Fact-checking remains vital when the AI produces advanced content or analysis since it relies on patterns rather than verified data. Additionally, AI-generated insights may reinforce biases present in training data.
PMs should validate AI-driven recommendations with real-world user data before making critical product decisions.
If AI provides an overconfident response that seems misaligned with actual user behavior, further scrutiny is necessary to avoid misleading conclusions.
Balancing multiple frameworks is powerful, but avoid excessive instructions that might conflict or overwhelm the AI.
Proceed methodically, introducing new contexts or personas step by step. If an answer veers off-track, reframe the prompt with updated constraints or a reminder of the context so far.
Bringing It All Together
Advanced prompting opens up dynamic, iterative exchanges with AI. By incorporating multimodal inputs, refining concepts step by step, and combining frameworks strategically, you can guide LLMs to produce highly relevant, actionable insights. With careful context management and structured guidance, these tools become flexible, context-aware collaborators that adapt to your changing needs.
Reflection Exercise
Try this with your next product challenge:
Pick a real product problem you're working on - ideally, one that feels messy, layered, or still a bit unclear.
Then run this 4-step multi-turn prompt sequence with AI:
1. Start Simple
Ask a single-turn question to get initial ideas.
Example: "Suggest three ways to improve our onboarding experience."
2. Go Deeper
Add real-world constraints or context from your team.
Example: "Which of these ideas could our small mobile dev team implement in under two sprints? Provide pros and cons."
3. Shift Perspective
Ask AI to role-play a critical stakeholder or user.
Example: "Now act like our most skeptical enterprise customer.

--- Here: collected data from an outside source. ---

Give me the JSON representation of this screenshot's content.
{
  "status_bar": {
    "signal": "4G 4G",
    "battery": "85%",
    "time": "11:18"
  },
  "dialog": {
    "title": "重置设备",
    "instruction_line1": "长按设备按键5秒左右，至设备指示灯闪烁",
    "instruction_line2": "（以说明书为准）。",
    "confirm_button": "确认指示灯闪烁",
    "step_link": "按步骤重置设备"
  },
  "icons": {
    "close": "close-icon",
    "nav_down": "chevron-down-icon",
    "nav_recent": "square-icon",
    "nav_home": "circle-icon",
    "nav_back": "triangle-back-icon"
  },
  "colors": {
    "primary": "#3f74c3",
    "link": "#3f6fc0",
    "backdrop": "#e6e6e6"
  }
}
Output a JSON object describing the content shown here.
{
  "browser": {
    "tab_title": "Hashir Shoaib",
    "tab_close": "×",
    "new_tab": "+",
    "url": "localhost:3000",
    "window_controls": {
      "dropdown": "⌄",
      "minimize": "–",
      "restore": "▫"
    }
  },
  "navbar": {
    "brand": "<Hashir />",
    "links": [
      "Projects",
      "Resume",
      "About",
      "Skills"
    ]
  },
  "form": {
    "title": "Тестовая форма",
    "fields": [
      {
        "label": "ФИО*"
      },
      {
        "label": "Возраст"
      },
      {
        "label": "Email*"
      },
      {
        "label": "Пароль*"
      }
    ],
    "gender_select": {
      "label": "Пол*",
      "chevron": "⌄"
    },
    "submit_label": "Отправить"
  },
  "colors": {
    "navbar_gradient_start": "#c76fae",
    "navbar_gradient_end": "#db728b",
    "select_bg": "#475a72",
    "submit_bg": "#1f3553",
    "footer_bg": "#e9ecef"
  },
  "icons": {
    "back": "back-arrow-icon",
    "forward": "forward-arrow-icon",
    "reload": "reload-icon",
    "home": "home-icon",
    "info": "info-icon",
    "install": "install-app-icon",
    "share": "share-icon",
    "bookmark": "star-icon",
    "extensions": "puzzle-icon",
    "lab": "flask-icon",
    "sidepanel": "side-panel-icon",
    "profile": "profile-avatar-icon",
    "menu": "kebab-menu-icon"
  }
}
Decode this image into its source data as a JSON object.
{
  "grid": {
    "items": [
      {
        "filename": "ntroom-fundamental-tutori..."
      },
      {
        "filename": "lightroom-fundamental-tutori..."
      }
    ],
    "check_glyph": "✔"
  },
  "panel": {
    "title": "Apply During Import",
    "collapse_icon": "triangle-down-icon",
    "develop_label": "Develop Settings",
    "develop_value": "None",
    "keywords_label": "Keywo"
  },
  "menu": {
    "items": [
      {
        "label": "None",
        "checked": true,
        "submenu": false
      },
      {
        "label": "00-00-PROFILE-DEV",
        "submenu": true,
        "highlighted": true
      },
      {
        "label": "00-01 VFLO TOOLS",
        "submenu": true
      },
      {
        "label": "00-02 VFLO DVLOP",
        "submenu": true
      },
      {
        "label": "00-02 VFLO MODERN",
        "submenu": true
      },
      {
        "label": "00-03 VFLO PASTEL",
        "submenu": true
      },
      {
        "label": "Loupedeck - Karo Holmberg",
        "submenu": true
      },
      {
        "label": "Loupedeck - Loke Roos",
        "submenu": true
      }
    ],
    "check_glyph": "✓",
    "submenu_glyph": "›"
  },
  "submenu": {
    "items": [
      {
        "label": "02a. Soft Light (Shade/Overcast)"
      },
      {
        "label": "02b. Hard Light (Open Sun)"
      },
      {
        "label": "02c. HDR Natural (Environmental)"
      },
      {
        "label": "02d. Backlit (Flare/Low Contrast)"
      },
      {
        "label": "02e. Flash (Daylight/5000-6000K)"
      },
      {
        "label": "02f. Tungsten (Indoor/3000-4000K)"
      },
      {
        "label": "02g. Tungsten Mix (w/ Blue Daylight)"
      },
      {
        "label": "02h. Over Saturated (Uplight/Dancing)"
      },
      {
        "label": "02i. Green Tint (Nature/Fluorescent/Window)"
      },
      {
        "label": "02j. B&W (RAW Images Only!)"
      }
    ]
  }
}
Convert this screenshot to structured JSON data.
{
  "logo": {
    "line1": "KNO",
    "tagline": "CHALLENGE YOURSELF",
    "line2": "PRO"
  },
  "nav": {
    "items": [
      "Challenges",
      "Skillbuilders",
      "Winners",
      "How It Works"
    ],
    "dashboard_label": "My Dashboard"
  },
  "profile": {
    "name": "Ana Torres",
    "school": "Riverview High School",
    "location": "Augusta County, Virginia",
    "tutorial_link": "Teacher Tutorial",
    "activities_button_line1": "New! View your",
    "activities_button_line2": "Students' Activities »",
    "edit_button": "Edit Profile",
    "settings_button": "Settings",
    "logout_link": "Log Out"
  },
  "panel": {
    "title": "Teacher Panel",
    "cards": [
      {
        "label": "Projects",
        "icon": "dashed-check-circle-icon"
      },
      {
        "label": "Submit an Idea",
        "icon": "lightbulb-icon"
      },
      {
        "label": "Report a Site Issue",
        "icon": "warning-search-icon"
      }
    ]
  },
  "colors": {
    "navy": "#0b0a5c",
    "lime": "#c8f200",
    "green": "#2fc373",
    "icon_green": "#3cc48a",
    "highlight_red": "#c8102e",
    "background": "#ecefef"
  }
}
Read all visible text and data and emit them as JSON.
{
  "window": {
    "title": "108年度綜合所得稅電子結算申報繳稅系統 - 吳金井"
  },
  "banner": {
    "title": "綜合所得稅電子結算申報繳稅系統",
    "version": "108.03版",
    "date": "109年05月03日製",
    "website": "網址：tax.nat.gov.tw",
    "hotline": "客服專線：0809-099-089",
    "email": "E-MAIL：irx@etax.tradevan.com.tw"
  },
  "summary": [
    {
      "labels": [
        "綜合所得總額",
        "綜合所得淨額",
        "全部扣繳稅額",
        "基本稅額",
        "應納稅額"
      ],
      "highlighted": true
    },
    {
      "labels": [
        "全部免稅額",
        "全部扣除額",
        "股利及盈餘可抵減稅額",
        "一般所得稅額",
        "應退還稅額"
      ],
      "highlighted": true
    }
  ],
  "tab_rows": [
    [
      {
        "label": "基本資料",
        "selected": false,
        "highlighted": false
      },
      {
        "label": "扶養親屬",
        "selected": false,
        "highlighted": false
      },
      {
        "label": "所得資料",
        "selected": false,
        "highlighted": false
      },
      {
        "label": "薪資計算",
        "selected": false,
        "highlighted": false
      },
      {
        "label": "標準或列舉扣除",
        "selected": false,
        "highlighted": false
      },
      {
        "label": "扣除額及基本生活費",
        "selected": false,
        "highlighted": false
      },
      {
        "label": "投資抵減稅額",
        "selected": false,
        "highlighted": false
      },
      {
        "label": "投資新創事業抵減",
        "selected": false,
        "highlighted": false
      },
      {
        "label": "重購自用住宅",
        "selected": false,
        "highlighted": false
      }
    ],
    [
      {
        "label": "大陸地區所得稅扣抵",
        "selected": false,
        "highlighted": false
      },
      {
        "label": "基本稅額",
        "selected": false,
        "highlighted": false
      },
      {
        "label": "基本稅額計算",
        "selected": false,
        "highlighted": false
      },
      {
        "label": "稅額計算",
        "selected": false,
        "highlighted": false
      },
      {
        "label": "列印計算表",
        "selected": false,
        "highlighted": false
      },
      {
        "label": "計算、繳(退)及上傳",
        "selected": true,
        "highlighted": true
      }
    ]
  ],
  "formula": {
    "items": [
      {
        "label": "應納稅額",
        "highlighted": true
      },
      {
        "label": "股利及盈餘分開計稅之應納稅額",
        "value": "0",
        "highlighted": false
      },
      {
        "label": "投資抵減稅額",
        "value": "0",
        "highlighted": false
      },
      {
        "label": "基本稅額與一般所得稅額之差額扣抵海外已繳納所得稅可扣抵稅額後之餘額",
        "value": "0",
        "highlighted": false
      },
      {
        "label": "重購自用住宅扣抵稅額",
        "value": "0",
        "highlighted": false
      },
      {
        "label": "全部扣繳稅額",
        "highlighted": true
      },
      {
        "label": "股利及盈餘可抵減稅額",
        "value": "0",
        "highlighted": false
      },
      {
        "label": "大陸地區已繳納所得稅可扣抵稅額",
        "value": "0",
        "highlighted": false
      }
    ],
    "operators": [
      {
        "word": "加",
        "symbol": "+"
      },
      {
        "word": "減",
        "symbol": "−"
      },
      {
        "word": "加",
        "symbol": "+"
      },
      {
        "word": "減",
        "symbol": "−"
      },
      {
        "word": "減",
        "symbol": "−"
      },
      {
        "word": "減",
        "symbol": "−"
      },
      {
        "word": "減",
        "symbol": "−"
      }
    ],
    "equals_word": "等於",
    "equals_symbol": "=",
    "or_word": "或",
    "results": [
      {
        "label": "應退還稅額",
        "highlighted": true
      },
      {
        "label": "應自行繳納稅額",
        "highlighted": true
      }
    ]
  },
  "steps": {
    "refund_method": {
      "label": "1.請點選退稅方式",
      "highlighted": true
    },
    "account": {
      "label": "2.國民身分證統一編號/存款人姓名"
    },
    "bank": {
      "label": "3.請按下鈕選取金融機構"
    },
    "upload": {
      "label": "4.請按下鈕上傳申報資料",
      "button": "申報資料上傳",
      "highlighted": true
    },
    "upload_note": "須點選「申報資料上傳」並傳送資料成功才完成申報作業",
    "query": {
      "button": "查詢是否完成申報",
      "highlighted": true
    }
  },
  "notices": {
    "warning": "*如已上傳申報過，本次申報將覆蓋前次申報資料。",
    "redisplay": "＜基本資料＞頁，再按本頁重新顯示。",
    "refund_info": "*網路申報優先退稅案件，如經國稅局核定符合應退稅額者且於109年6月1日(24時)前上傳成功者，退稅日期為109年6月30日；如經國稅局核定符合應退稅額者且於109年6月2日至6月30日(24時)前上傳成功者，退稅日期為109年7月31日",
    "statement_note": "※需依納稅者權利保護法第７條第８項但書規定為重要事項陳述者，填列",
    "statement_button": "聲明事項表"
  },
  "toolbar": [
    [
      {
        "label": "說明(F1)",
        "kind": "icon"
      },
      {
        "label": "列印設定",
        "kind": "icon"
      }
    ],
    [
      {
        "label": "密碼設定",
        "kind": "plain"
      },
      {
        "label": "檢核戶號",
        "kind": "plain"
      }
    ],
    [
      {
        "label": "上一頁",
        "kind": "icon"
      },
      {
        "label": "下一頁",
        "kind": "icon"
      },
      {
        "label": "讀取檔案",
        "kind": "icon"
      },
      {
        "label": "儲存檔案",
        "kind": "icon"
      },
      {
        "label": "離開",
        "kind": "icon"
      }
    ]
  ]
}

What concerns might they have about these ideas?"
4. Summarize + Recommend
Ask for a concise recommendation based on everything so far.
Example: "Summarize the best idea for our next release — including why it works, risks to watch, and next steps."
Bonus Challenge: Try Visual Inputs
Upload a screenshot, diagram, or survey result to see how it changes the AI’s response.
Reflect:
What changed between your first and final prompt?
What new perspective emerged from role-playing?
Where did AI struggle?
Where did it surprise you?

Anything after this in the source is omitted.